What do you get when you pair Larry David of "Curb Your Enthusiasm" fame with a former U.S. President?
By most press accounts, not much. Or, to use some "Curb" speak, "pretty bad TV. Pretty, pretty bad TV."
The reviews are in for HBO Max's "Life, Larry and the Pursuit of Unhappiness." The new, seven-part series, co-created by David and produced by former President Barack Obama, is a sad rehash of old "Curb" jokes told by David's former collaborators.
Think Jeff Garlin, Jerry Seinfeld, Susie Essman, Vince Vaughn and more.
No Chery Hines, though. She flew too close to the Trump administration via hubby Robert F. Kennedy, Jr. and wasn't invited to the reunion party.

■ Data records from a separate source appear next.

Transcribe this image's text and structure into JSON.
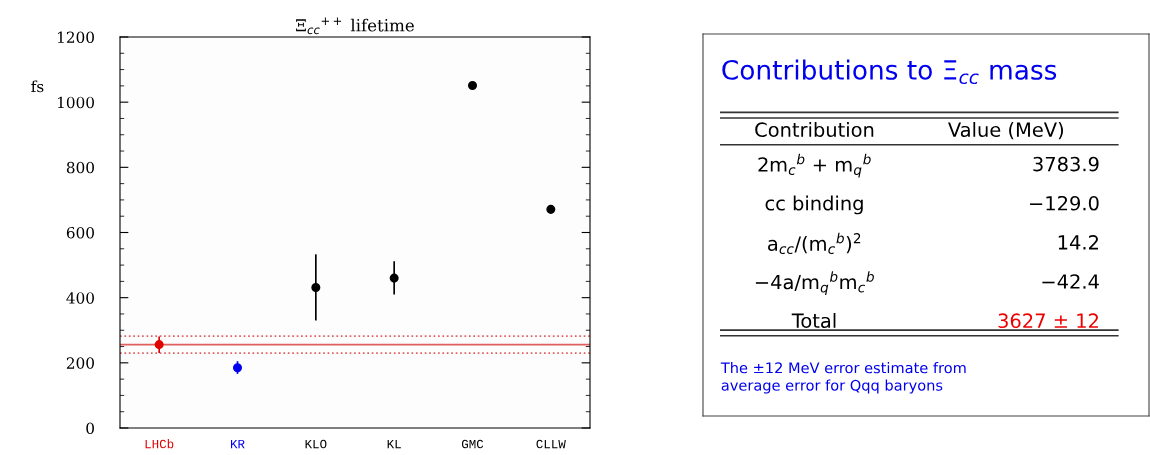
{
  "chart_data": [
    {
      "type": "scatter",
      "title": "Ξ$_{cc}$$^{++}$ lifetime",
      "ylabel": "fs",
      "categories": [
        "LHCb",
        "KR",
        "KLO",
        "KL",
        "GMC",
        "CLLW"
      ],
      "values": [
        256,
        185,
        431,
        460,
        1051,
        671
      ],
      "errors": [
        [
          230,
          281
        ],
        [
          166,
          205
        ],
        [
          330,
          533
        ],
        [
          410,
          512
        ],
        null,
        null
      ],
      "colors": [
        "#e00000",
        "#0000ee",
        "#000000",
        "#000000",
        "#000000",
        "#000000"
      ],
      "marker": "circle",
      "grid": false,
      "ylim": [
        0,
        1200
      ],
      "yticks": [
        0,
        {
          "value": 50,
          "label": null
        },
        {
          "value": 100,
          "label": null
        },
        {
          "value": 150,
          "label": null
        },
        200,
        {
          "value": 250,
          "label": null
        },
        {
          "value": 300,
          "label": null
        },
        {
          "value": 350,
          "label": null
        },
        400,
        {
          "value": 450,
          "label": null
        },
        {
          "value": 500,
          "label": null
        },
        {
          "value": 550,
          "label": null
        },
        600,
        {
          "value": 650,
          "label": null
        },
        {
          "value": 700,
          "label": null
        },
        {
          "value": 750,
          "label": null
        },
        800,
        {
          "value": 850,
          "label": null
        },
        {
          "value": 900,
          "label": null
        },
        {
          "value": 950,
          "label": null
        },
        1000,
        {
          "value": 1050,
          "label": null
        },
        {
          "value": 1100,
          "label": null
        },
        {
          "value": 1150,
          "label": null
        },
        1200
      ],
      "ref_lines": [
        {
          "axis": "y",
          "value": 256,
          "color": "#e06060",
          "line_style": "solid"
        },
        {
          "axis": "y",
          "value": 282,
          "color": "#e06060",
          "line_style": "dotted"
        },
        {
          "axis": "y",
          "value": 230,
          "color": "#e06060",
          "line_style": "dotted"
        }
      ]
    },
    {
      "type": "other",
      "title": "Contributions to Ξ$_{cc}$ mass",
      "categories": [
        "Contribution",
        "Value (MeV)"
      ],
      "y_categories": [
        "2m$_{c}$$^{b}$ + m$_{q}$$^{b}$",
        "cc binding",
        "a$_{cc}$/(m$_{c}$$^{b}$)$^{2}$",
        "−4a/m$_{q}$$^{b}$m$_{c}$$^{b}$",
        "Total"
      ],
      "cell_labels": [
        [
          "3783.9"
        ],
        [
          "−129.0"
        ],
        [
          "14.2"
        ],
        [
          "−42.4"
        ],
        [
          "3627 ± 12"
        ]
      ],
      "colors": [
        "#000000",
        "#000000",
        "#000000",
        "#000000",
        "#ee0000"
      ],
      "annotations": [
        "The ±12 MeV error estimate from\naverage error for Qqq baryons"
      ]
    }
  ]
}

She may have been the lucky one.
Consider some of the headlines for the just-released series.
- Life, Larry and the Pursuit of Unhappiness review – a total TV shambles from Larry David - The Guardian
- 'Life, Larry' and America's Unhappy Birthday - The New York Times
- 'Life, Larry and the Pursuit of Unhappiness' Is Dad-Joke Heaven - Time
Get the drift?
Here's a sample from The Guardian:
Life, Larry and … is seven half-hour episodes in search of a punchline. E pluribus unum. The luckier instalments find two, maybe three. God save the rest.
It helps explain why the 12th and final season of "Curb" proved to be so shockingly thin.
The reviews do more than trash the series, which multiple critics call a creative misfire that recycles old "Curb" gags to ill effect. It lets the critics heap praise on His Holy Obama while trashing President Donald Trump.
Yes, the media's liberal bias extends to arts coverage. And how.
Still, the efforts to worship the former president are well north of embarrassing.
It is always an emotional blow to see former US president Barack Obama pop up on one’s screen. The Instagram algorithm sends me a lot of him... The algorithm does not know that I jack-knife in pain before I click and weep softly at how far we – the US sneezed, but the UK has surely caught a cold – have fallen.
Wait ... is "Life" any good, or do you want to sob over a president who left office more than a decade ago?
We expect such partisan drivel from The New York Times ... and boy, does the paper's critic deliver:
The president circumvented a congressional nonprofit and created his own group to engineer a more partisan-tinged celebration. When a list of bygone musical acts quit a planned concert series in Washington, he reimagined it as a "rally" with himself as the headliner. He hulked up the White House grounds with an ultimate-fighting octagon, presiding over a bloody pay-streaming Colosseum where one of his combatants boorishly misgendered the former first lady Michelle Obama.
Wait ... is "Life" any good, or did we wander into the paper's op-ed section?
Leave it to the Times scribe to bring it all home at the end, though.
You can understand why HBO signed up Larry David for this star-spangled special; the pursuit of unhappiness is his comedic life’s work. But it feels a little redundant after the country has already pursued unhappiness, and caught it.
The funniest review, hands down, goes to IndieWire. The site loathed the seven-part series but, in a way, that made it ... great.
While “Life, Larry, and The Pursuit of Unhappiness” doesn’t exactly lambaste the U.S. of A. every chance it gets (its subtitle, “An Almost History of America,” feels like placation), David and co-creator Jeff Schaffer make it easy for anyone suffering from a lack of patriotism to tap into an undercurrent of dissatisfaction.
So, it's more therapy for a Left still reeling from Stephen Colbert's early retirement.
Got it.
The real headline behind "Life, Larry and the Pursuit of Unhappiness" is clear: David has lost his comedic fastball, much like Steven Spielberg's latest, "Disclosure Day," suggests his glory days are long over.
The dog-bites-man part of this hard-Left narrative? Critics will take any and every opportunity to skewer President Trump. And, for as a bonus, they'll do anything to avoid honoring their nation's 250th birthday.